Immigrants rush to file final DACA renewals by Thursday
Advocates urging Congress to find a legislative solution.
More than 100,000 young undocumented immigrants — nearly 69 percent of those eligible — have applied to renew their work permits ahead of a Thursday deadline set by President Trump as part of his decision to end President Obama’s signature deportation-relief program.
Despite pleas from advocates in hurricane-ravaged Texas and Florida, the federal government did not extend the deadline to accommodate immigrants in those areas who may have had difficulty gathering the necessary paperwork and $495 fee.
However, administration officials said Tuesday that they will accept late filings on a case-by-case basis from Puerto Rico and the U.S. Virgin Islands, which were devastated by Hurricane Maria.
Attorney General Jeff Sessions announced the end of the Deferred Action for Childhood Arrivals program on Sept. 5 but gave immigrants whose two-year work permits would expire before March 5 the chance to renew them one last time.
As of Tuesday, 106,000 of the 154,000 immigrants eligible for renewals had applied, according to the Department of Homeland Security. Most, about 58,000, made their filings before Sessions announced the ending of the program.
Since S ept. 5, about 48,000 more DACA recipients have applied for renewals. More applications were expected to land this week aided by millions of dollars in donations to help pay the renewal fees.
There was a happy-hour fundraiser in Brooklyn and a bake sale in Texas. United We Dream, the country’s largest immigrant-youth-led organization, raised enough to help 1,367 people pay for their applications. In San Francisco, the nonprofit Mission Asset Fund raised $3.8 million and was still handing out checks to DACA applicants Tuesday.
“We’re trying to get as many as possible out,” said Tara Robinson, chief development officer for the organization, which has helped nearly 5,000 immigrants with their renewal applications in the past month.
Federal officials said they did not know what happened to the remaining 48,000 eli- gible DACA recipients who had not filed their renewal applications by Tuesday.
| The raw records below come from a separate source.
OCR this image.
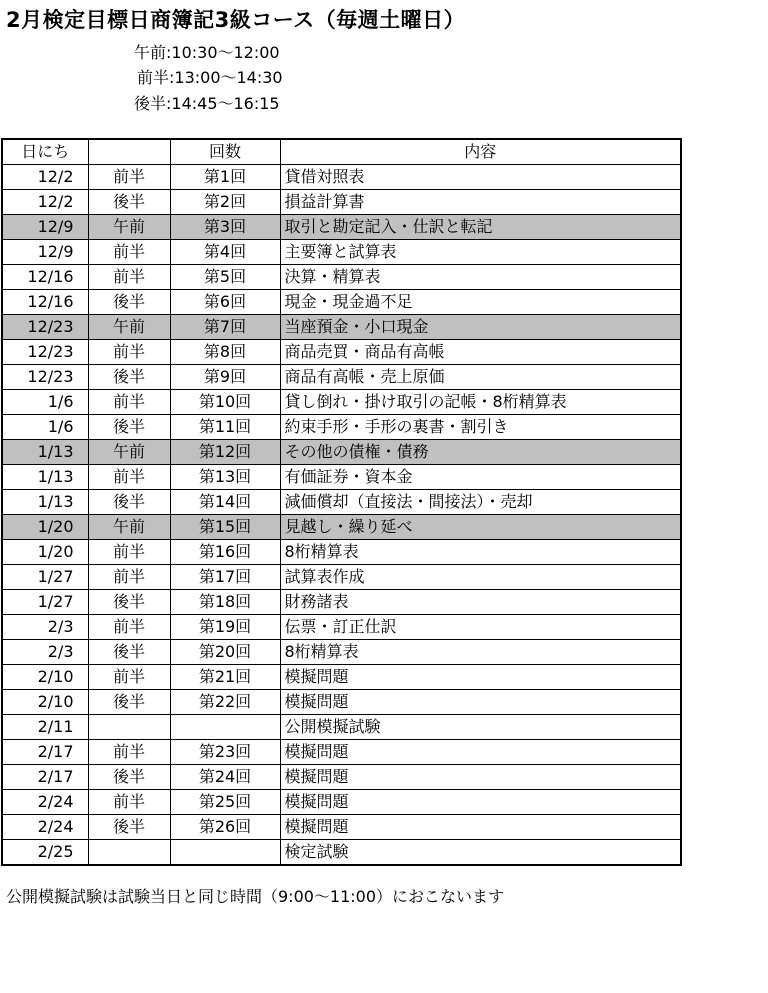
2月検定目標日商簿記3級コース（毎週土曜日）
午前:10:30〜12:00
前半:13:00〜14:30
後半:14:45〜16:15
日にち		回数	内容
12/2	前半	第1回	貸借対照表
12/2	後半	第2回	損益計算書
12/9	午前	第3回	取引と勘定記入・仕訳と転記
12/9	前半	第4回	主要簿と試算表
12/16	前半	第5回	決算・精算表
12/16	後半	第6回	現金・現金過不足
12/23	午前	第7回	当座預金・小口現金
12/23	前半	第8回	商品売買・商品有高帳
12/23	後半	第9回	商品有高帳・売上原価
1/6	前半	第10回	貸し倒れ・掛け取引の記帳・8桁精算表
1/6	後半	第11回	約束手形・手形の裏書・割引き
1/13	午前	第12回	その他の債権・債務
1/13	前半	第13回	有価証券・資本金
1/13	後半	第14回	減価償却（直接法・間接法）・売却
1/20	午前	第15回	見越し・繰り延べ
1/20	前半	第16回	8桁精算表
1/27	前半	第17回	試算表作成
1/27	後半	第18回	財務諸表
2/3	前半	第19回	伝票・訂正仕訳
2/3	後半	第20回	8桁精算表
2/10	前半	第21回	模擬問題
2/10	後半	第22回	模擬問題
2/11			公開模擬試験
2/17	前半	第23回	模擬問題
2/17	後半	第24回	模擬問題
2/24	前半	第25回	模擬問題
2/24	後半	第26回	模擬問題
2/25			検定試験
公開模擬試験は試験当日と同じ時間（9:00〜11:00）におこないます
DACA transformed the lives of hundreds of thousands of undocumented immigrants brought to the U.S. as children, allowing them to work legally, attend college anddrive.
Trump, who says Obama did not have the power to create such a program, has challenged Congress to pass an immigration bill that would replace the program and allow the roughly 690,000 young people who have benefited from it to legally remain in the United States.
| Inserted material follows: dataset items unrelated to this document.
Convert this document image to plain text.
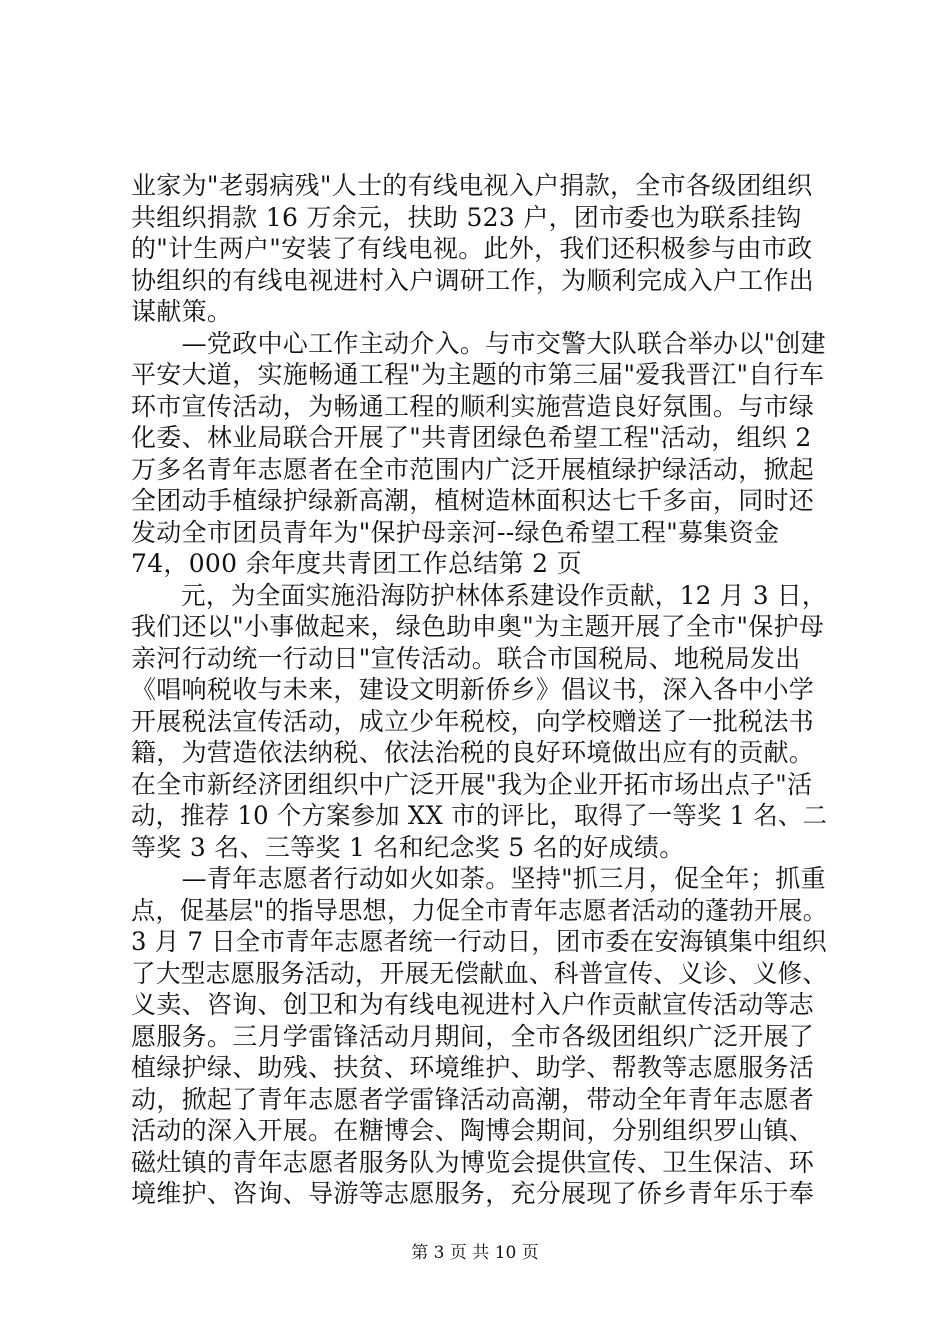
业家为"老弱病残"人士的有线电视入户捐款，全市各级团组织
共组织捐款 16 万余元，扶助 523 户，团市委也为联系挂钩
的"计生两户"安装了有线电视。此外，我们还积极参与由市政
协组织的有线电视进村入户调研工作，为顺利完成入户工作出
谋献策。
　　—党政中心工作主动介入。与市交警大队联合举办以"创建
平安大道，实施畅通工程"为主题的市第三届"爱我晋江"自行车
环市宣传活动，为畅通工程的顺利实施营造良好氛围。与市绿
化委、林业局联合开展了"共青团绿色希望工程"活动，组织 2
万多名青年志愿者在全市范围内广泛开展植绿护绿活动，掀起
全团动手植绿护绿新高潮，植树造林面积达七千多亩，同时还
发动全市团员青年为"保护母亲河--绿色希望工程"募集资金
74，000 余年度共青团工作总结第 2 页
　　元，为全面实施沿海防护林体系建设作贡献，12 月 3 日，
我们还以"小事做起来，绿色助申奥"为主题开展了全市"保护母
亲河行动统一行动日"宣传活动。联合市国税局、地税局发出
《唱响税收与未来，建设文明新侨乡》倡议书，深入各中小学
开展税法宣传活动，成立少年税校，向学校赠送了一批税法书
籍，为营造依法纳税、依法治税的良好环境做出应有的贡献。
在全市新经济团组织中广泛开展"我为企业开拓市场出点子"活
动，推荐 10 个方案参加 XX 市的评比，取得了一等奖 1 名、二
等奖 3 名、三等奖 1 名和纪念奖 5 名的好成绩。
　　—青年志愿者行动如火如荼。坚持"抓三月，促全年；抓重
点，促基层"的指导思想，力促全市青年志愿者活动的蓬勃开展。
3 月 7 日全市青年志愿者统一行动日，团市委在安海镇集中组织
了大型志愿服务活动，开展无偿献血、科普宣传、义诊、义修、
义卖、咨询、创卫和为有线电视进村入户作贡献宣传活动等志
愿服务。三月学雷锋活动月期间，全市各级团组织广泛开展了
植绿护绿、助残、扶贫、环境维护、助学、帮教等志愿服务活
动，掀起了青年志愿者学雷锋活动高潮，带动全年青年志愿者
活动的深入开展。在糖博会、陶博会期间，分别组织罗山镇、
磁灶镇的青年志愿者服务队为博览会提供宣传、卫生保洁、环
境维护、咨询、导游等志愿服务，充分展现了侨乡青年乐于奉
第 3 页 共 10 页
Bills are pending in the House and the Senate that would grant legal status to DACA beneficiaries. But a major sticking point is what concessions the Republican-controlled Congress and White House will demand.
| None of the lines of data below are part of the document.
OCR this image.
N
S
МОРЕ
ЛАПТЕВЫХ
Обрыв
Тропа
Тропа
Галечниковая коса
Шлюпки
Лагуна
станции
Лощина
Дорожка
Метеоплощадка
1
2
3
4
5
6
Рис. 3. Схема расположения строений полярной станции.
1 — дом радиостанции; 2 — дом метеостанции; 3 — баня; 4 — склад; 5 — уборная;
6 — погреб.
If lawmakers cannot agree on a bill by March 5, DACA recipients’ work permits will expire at a rate of roughly 30,000 a month, leaving them unable to legally work and putting them — like all of the nation’s estimated 11 million undocumented immigrants — at some risk of deportation.
On Monday, the White House said Trump “wants Congress to act and pass responsible immigration reform, which will include his priorities of massive border security and interior enforcement.” Trump said three weeks ago that he had struck a deal in principle with Democratic leaders, but Republican lawmakers said this week that nothing is set.
Young immigrants, meanwhile, are calling for a “clean” Dream Act, a bipartisan measure that would create a path to citizenship for a much larger group of immigrants who arrived as children, some 1.8 million people - with no enforcement strings attached.
Last week, scores of demonstrators held sit-ins at congressional offices in support of a legislative remedy. This week, a coalition of business and tech leaders is flying in more than 100 undocumented immigrants to lobby lawmakers.
Advocates said they are buoyed by polling that shows strong support for the DACA beneficiaries and others brought to the United States as children. They are also backed by hundreds of business and religious leaders and university presidents.
“It’s not that common that you see people like the pope and Warren Buffett weighing in on specific policy,” said Todd Schulte, president of FWD.us, a bipartisan advocacy group for the business and technology sector. “I am really confident that Congress is going to act because the consequences are so severe.”